“No reason that we can see,” said Jimmy. “If they were closer it would make the connection down below easier. This second shaft is the one that brings up the gaseous products of combustion.

“We’re going to use your regular regenerative furnace, or one something like it. We can get you producer gas that is just as good as any you’re getting—from the coal we burn in the ground, if we control the air and steam right.”

Although this was clear to Mr. Wentworth, it may perhaps need explanation here. In modern furnaces, for the fusion of glass or other operations where great heat is necessary, the process of combustion of the fuel is carried on, not in one operation, as it is in the simple furnaces with which every one is familiar, but in two distinct, separate, progressive stages.

The first stage takes place in a subsidiary furnace known as a “gas producer.” Here part of the heat which the fuel is capable of generating is utilized for the production of a combustible gas. In other words the fuel is changed into gaseous form, but only partly burned.

A familiar example of this operation is seen in any ordinary fireplace when the fire is first lighted. There is at first an inadequate “draft.” This supplies the fire with an insufficient amount of oxygen, and although the fuel—paper, for instance—is entirely volatilized it is not entirely burned; there is smoke, which, if it could be mixed with more air, and at a sufficiently high temperature, would burst into flame.

This was the process Jimmy proposed to carry on in the ground; that is, only partly to consume the coal by supplying it with an insufficient amount of oxygen. And it was the unburned coal gases—the combustible smoke, in other words—that he proposed to pipe up to the furnace at the surface—not the actual heat. The burning mine, hundreds of feet down in the ground, was in effect to be his subsidiary furnace—his gas-producer.

These unburned gases, from the producer, pass, hot, into the furnace proper; either directly or sometimes after being conveyed a considerable distance—as they would have to be according to Jimmy’s plan. In this latter event they cool off, but are heated up again by the waste heat of the furnace.

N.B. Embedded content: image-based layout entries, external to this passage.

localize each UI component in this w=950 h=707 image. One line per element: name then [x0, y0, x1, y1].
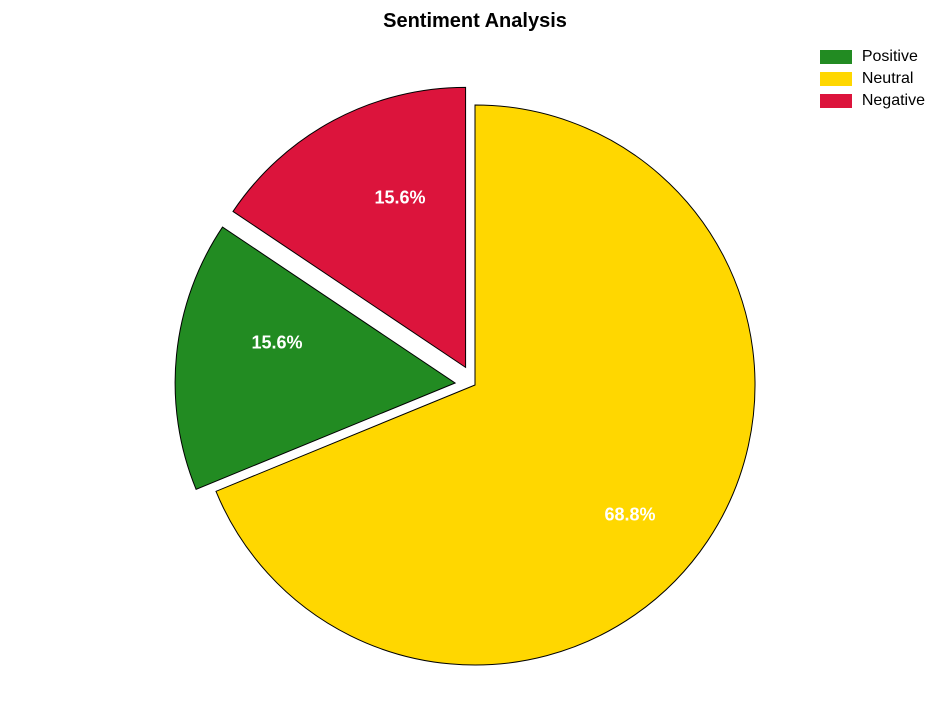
legend-label-neutral: Neutral	[862, 70, 914, 88]
legend-item-neutral: Neutral	[820, 70, 925, 88]
slice-label-negative: 15.6%	[374, 188, 425, 209]
legend-swatch-neutral	[820, 72, 852, 86]
pie-chart: 68.8% 15.6% 15.6%	[0, 40, 950, 660]
legend-label-positive: Positive	[862, 48, 918, 66]
pie-svg	[0, 40, 950, 702]
legend: Positive Neutral Negative	[820, 48, 925, 114]
slice-label-positive: 15.6%	[251, 333, 302, 354]
legend-label-negative: Negative	[862, 92, 925, 110]
legend-swatch-negative	[820, 94, 852, 108]
chart-title: Sentiment Analysis	[0, 10, 950, 33]
legend-item-negative: Negative	[820, 92, 925, 110]
slice-label-neutral: 68.8%	[604, 505, 655, 526]
legend-swatch-positive	[820, 50, 852, 64]
legend-item-positive: Positive	[820, 48, 925, 66]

These hot gases, entering the main furnace, meet a current of hot air, also heated by the waste heat of the furnace. The combination of hot gas and hot air burns rapidly and completely, and yields very high temperatures if properly proportioned.

To the layman it may seem surprising that when part of the combustion of the fuel takes place entirely away from the furnace—the heat of this combustion being completely wasted—that a far greater heat can subsequently be obtained. But it is a fact nevertheless.

“How would you start the fire in the ground?” suggested Mr. Wentworth.